The researchers discovered that one particular clump of dark matter seemed to actually lag behind the galaxy which it surrounds. Such a lag between the dark matter and its associated galaxy would be expected if the mysterious stuff was interacting with itself – utilizing a force besides mere gravity. Although visible matter often interacts with other particles in normal ways, it is the dark matter that causes materials to lag behind, forming gravitational halos that cause a 5,000 light-year lag.

“We used to think that dark matter just sits around, minding its own business, except for its gravitational pull,” said Massey in an interview with Discovery News. “But if dark matter were being slowed down during this collision, it could be the first evidence for rich physics in the dark sector — the hidden Universe all around us.”

When Dr. Massey and colleagues had previously studied the collisions between enormous conglomerations of galaxies, such as the Bullet Cluster, infamous in dark matter studies for being one of the hottest clusters in the universe, they noticed that despite these violent collisions, the dark matter hardly slowed down at all.

“The Bullet Cluster collision took place at incredibly high speed,” Dr. Massey said in an interview with BBC News.

“But in this individual galaxy, the collision could have been going on for a long period of time.

“You would expect a small tiny force to build up over time, giving you a bigger offset to detect whether the dark matter interacts – just slightly. That’s why we looked at them.”

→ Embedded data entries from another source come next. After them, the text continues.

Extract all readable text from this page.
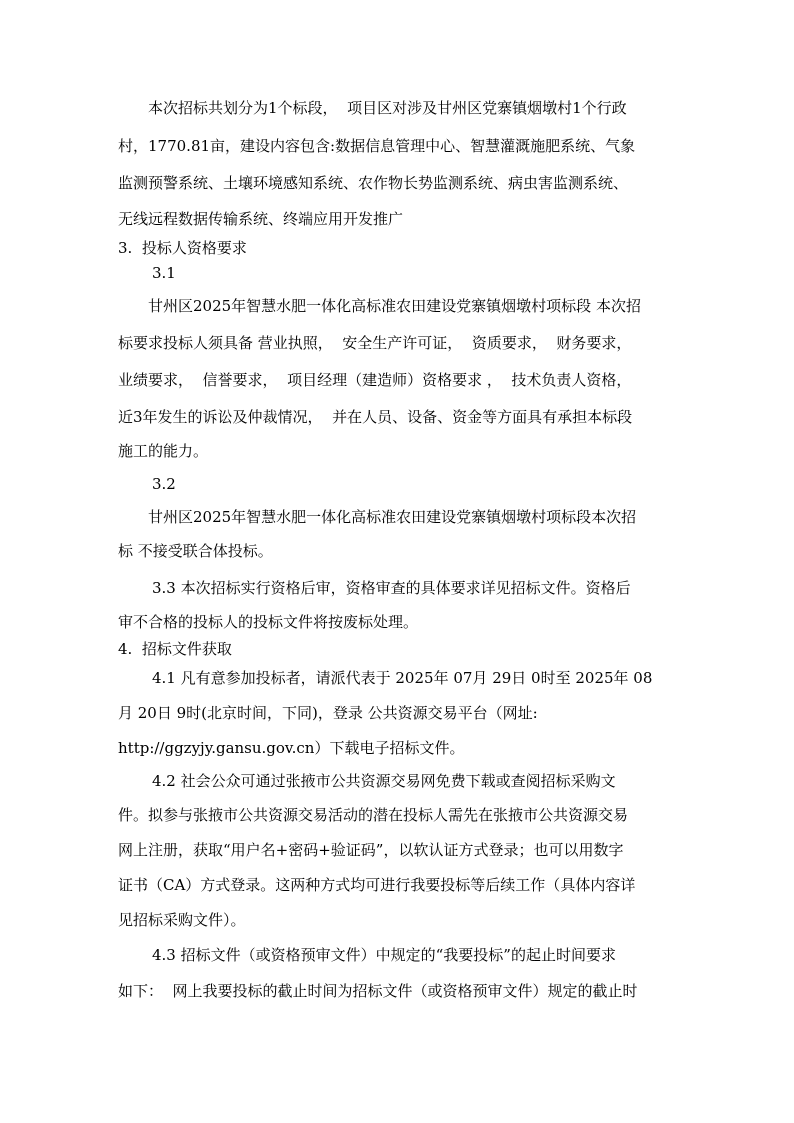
本次招标共划分为1个标段，  项目区对涉及甘州区党寨镇烟墩村1个行政
村，1770.81亩，建设内容包含:数据信息管理中心、智慧灌溉施肥系统、气象
监测预警系统、土壤环境感知系统、农作物长势监测系统、病虫害监测系统、
无线远程数据传输系统、终端应用开发推广
3.  投标人资格要求
3.1
甘州区2025年智慧水肥一体化高标准农田建设党寨镇烟墩村项标段 本次招
标要求投标人须具备 营业执照，  安全生产许可证，  资质要求，  财务要求，
业绩要求，  信誉要求，  项目经理（建造师）资格要求 ，  技术负责人资格，
近3年发生的诉讼及仲裁情况，  并在人员、设备、资金等方面具有承担本标段
施工的能力。
3.2
甘州区2025年智慧水肥一体化高标准农田建设党寨镇烟墩村项标段本次招
标 不接受联合体投标。
3.3 本次招标实行资格后审，资格审查的具体要求详见招标文件。资格后
审不合格的投标人的投标文件将按废标处理。
4.  招标文件获取
4.1 凡有意参加投标者，请派代表于 2025年 07月 29日 0时至 2025年 08
月 20日 9时(北京时间，下同)，登录 公共资源交易平台（网址:
http://ggzyjy.gansu.gov.cn）下载电子招标文件。
4.2 社会公众可通过张掖市公共资源交易网免费下载或查阅招标采购文
件。拟参与张掖市公共资源交易活动的潜在投标人需先在张掖市公共资源交易
网上注册，获取“用户名+密码+验证码”，以软认证方式登录；也可以用数字
证书（CA）方式登录。这两种方式均可进行我要投标等后续工作（具体内容详
见招标采购文件）。
4.3 招标文件（或资格预审文件）中规定的“我要投标”的起止时间要求
如下：  网上我要投标的截止时间为招标文件（或资格预审文件）规定的截止时
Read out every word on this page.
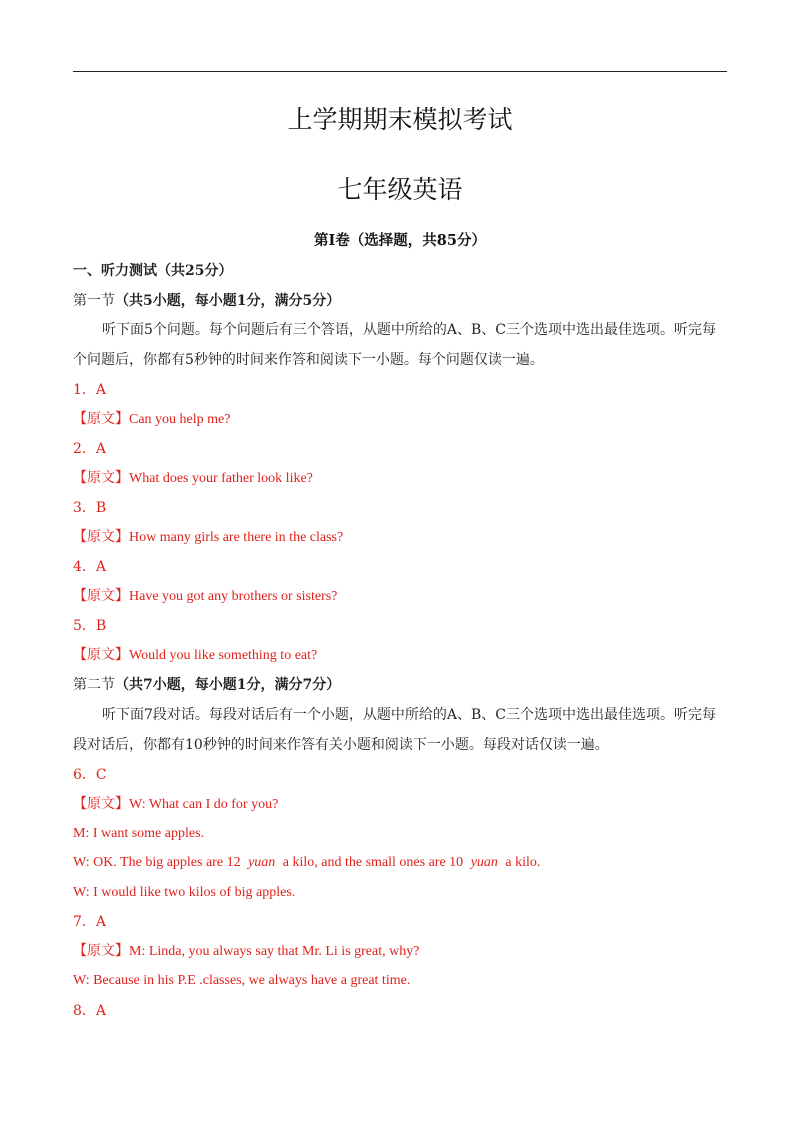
上学期期末模拟考试
七年级英语
第Ⅰ卷（选择题，共85分）
一、听力测试（共25分）
第一节（共5小题，每小题1分，满分5分）
听下面5个问题。每个问题后有三个答语，从题中所给的A、B、C三个选项中选出最佳选项。听完每
个问题后，你都有5秒钟的时间来作答和阅读下一小题。每个问题仅读一遍。
1．A
【原文】Can you help me?
2．A
【原文】What does your father look like?
3．B
【原文】How many girls are there in the class?
4．A
【原文】Have you got any brothers or sisters?
5．B
【原文】Would you like something to eat?
第二节（共7小题，每小题1分，满分7分）
听下面7段对话。每段对话后有一个小题，从题中所给的A、B、C三个选项中选出最佳选项。听完每
段对话后，你都有10秒钟的时间来作答有关小题和阅读下一小题。每段对话仅读一遍。
6．C
【原文】W: What can I do for you?
M: I want some apples.
W: OK. The big apples are 12 yuan a kilo, and the small ones are 10 yuan a kilo.
W: I would like two kilos of big apples.
7．A
【原文】M: Linda, you always say that Mr. Li is great, why?
W: Because in his P.E .classes, we always have a great time.
8．A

This slight interaction observed among the dark matter will probably need the more exotic theories of physics to evolve beyond what is already explained by the Standard Model.

“You just need the special conditions to enable this to be seen,” explained Dr. Massey.

Research that was published by this same team back in March placed an upper limit over the interaction between dark matter and its surroundings. Their newer research will focus on the lower limit.

“We are finally homing in on dark matter from above and below – squeezing our knowledge from two directions,” said Richard Massey.